Dr David Brenner, head of Columbia University's center for radiological research, has said that although the danger posed to the individual passenger is very low, he is urging researchers to carry out more tests on the device to look at the way it affects specific groups who could be more sensitive to radiation. Brenner said children and passengers with gene mutations - around one in 20 of the population - are more at risk as they are less able to repair X-ray damage to their DNA.
"The individual risks associated with X-ray backscatter scanners are probably extremely small," he told the UK's Daily Mail last winter. "If all 800 million people who use airports every year were screened with X-rays then the very small individual risk multiplied by the large number of screened people might imply a potential public health or societal risk.
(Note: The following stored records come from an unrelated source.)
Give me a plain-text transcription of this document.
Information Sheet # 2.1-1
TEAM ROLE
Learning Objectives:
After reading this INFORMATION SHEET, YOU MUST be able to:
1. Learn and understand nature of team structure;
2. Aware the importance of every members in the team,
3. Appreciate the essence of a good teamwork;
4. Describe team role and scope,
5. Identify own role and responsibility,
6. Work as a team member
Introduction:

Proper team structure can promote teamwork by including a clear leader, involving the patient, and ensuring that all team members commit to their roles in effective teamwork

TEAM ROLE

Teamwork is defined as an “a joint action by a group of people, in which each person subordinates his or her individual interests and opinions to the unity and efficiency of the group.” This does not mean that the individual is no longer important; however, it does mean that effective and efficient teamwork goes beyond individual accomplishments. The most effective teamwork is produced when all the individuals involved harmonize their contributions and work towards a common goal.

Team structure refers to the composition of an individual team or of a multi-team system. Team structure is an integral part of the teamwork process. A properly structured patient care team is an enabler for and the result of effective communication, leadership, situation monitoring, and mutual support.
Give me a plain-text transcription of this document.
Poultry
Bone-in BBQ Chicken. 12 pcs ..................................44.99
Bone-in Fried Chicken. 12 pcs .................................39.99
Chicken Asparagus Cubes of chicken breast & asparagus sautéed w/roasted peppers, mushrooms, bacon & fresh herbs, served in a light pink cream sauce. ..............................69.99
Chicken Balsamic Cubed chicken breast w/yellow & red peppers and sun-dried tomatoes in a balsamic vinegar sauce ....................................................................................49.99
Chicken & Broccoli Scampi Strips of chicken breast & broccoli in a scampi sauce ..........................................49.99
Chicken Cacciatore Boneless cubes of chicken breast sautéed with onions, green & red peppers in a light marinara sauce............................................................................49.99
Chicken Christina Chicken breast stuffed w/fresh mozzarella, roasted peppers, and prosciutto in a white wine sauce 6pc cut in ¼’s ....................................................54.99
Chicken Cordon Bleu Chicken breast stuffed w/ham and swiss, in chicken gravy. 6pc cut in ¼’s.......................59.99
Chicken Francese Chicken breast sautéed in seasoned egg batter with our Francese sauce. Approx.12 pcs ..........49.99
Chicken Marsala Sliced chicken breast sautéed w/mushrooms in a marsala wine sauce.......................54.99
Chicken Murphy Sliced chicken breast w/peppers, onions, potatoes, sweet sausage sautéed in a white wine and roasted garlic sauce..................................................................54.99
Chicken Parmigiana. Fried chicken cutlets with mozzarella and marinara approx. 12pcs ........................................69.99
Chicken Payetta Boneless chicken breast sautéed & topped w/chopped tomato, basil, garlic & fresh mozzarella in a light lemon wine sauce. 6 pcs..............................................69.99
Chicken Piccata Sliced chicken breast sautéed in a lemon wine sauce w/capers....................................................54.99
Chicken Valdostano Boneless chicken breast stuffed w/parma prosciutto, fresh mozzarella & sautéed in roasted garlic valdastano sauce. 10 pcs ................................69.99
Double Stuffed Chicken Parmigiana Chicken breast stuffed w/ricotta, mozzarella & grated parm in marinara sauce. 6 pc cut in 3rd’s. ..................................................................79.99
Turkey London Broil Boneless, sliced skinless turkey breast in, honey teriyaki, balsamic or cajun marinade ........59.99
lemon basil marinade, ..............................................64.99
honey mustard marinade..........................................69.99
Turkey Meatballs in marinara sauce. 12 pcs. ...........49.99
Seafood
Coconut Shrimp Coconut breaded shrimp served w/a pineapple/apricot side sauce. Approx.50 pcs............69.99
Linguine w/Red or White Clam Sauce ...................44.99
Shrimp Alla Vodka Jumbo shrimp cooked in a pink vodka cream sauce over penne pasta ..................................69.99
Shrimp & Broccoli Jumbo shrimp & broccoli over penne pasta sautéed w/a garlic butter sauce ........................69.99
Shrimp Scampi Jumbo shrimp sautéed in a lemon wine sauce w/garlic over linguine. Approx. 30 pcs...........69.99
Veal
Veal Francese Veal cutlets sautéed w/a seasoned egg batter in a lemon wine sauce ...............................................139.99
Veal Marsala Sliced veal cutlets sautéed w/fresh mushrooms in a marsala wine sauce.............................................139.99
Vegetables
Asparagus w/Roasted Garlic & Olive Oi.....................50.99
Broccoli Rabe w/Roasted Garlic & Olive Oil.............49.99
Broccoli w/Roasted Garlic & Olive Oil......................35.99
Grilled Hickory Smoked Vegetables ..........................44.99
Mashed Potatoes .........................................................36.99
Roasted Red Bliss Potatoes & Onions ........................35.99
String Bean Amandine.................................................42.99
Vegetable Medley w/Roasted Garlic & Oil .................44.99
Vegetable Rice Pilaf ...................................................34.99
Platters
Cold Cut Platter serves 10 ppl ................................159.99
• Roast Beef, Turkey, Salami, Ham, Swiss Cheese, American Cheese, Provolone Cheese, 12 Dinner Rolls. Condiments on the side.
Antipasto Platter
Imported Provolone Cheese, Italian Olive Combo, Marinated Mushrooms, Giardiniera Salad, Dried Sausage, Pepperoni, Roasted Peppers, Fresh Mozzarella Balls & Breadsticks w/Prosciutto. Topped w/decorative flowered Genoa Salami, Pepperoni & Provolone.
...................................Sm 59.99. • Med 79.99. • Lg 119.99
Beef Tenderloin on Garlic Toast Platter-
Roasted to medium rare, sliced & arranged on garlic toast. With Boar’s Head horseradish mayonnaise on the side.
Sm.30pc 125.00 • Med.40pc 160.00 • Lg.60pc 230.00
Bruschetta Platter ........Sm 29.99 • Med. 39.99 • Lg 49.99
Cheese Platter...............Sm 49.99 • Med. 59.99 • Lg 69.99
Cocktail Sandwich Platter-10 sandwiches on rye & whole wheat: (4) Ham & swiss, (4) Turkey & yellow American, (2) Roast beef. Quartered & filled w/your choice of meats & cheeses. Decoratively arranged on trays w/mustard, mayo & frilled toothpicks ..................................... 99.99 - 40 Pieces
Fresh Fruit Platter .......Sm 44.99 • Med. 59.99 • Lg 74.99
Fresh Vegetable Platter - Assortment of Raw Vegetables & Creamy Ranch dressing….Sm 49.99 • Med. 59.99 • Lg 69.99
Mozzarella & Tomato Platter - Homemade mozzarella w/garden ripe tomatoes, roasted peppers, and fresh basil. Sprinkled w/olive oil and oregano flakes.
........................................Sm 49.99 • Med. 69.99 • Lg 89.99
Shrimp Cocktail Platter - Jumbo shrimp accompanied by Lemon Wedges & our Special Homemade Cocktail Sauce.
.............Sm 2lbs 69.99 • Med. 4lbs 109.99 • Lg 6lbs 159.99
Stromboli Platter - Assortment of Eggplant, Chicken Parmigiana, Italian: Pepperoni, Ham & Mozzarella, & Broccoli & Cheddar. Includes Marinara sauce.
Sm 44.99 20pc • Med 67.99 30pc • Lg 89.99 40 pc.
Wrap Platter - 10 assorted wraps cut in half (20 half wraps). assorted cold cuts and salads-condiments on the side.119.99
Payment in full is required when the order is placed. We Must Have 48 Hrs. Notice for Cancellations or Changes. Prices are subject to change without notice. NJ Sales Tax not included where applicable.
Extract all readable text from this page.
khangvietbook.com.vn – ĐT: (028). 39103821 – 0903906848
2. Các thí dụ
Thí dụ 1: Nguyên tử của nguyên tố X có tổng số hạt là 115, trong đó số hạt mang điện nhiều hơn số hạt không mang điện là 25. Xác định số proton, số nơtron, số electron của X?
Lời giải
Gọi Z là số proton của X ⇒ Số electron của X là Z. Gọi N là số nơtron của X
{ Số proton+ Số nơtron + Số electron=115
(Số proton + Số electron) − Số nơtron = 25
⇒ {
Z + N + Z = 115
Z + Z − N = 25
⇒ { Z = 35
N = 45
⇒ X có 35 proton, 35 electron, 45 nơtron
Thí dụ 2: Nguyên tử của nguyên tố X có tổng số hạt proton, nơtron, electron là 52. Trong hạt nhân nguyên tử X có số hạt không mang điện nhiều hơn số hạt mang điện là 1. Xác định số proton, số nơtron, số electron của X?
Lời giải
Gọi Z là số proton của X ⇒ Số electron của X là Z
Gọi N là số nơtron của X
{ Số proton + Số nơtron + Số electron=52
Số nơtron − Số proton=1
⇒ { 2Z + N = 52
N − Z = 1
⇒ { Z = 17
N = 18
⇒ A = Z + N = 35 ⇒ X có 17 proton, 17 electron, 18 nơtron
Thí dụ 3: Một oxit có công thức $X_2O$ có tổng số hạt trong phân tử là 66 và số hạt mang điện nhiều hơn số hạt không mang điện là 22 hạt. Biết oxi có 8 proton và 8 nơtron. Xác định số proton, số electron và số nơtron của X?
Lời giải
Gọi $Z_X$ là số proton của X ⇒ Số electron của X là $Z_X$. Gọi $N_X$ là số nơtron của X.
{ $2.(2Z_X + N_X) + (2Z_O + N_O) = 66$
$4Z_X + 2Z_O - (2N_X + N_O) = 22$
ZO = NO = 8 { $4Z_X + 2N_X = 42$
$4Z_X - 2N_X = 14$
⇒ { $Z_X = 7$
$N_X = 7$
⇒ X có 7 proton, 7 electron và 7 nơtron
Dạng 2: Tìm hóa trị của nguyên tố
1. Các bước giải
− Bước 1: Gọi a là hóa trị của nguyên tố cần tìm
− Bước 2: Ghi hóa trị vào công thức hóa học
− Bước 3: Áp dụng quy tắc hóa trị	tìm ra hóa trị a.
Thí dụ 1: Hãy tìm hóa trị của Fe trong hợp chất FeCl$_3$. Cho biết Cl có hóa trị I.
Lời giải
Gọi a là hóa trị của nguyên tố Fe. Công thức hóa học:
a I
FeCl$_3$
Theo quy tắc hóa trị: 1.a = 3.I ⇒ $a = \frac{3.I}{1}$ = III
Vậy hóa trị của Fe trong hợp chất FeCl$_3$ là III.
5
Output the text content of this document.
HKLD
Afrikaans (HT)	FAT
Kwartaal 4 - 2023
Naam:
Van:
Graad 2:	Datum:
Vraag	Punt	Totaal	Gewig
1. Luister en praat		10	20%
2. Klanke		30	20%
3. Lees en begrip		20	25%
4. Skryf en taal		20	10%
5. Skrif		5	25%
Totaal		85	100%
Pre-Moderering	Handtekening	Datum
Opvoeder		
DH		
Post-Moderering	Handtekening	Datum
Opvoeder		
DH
The population risk has the potential to be significant."
Although passengers have the right to opt out of going through a scanner, the TSA recently announced that passengers who opt out of body scanners at airport security checkpoints would be required to undergo an enhanced physical pat-down that would include agents using open hands and fingers to touch and press chest and groin areas of passengers. In the past, agents were instructed to use the backs of their hands for pat-downs.
The Washington Post reports that the TSA now says if you refuse to submit to screening, you will not fly. Period. Here's the full story.
The software programmer who opted out of a thorough security search at the San Diego airport last Saturday has already inspired the headline heard 'round the world: Don't Touch My Junk. The viral video came first. Obviously, the rap song is being remixed at this very moment and sweatshops are madly printing t-shirts.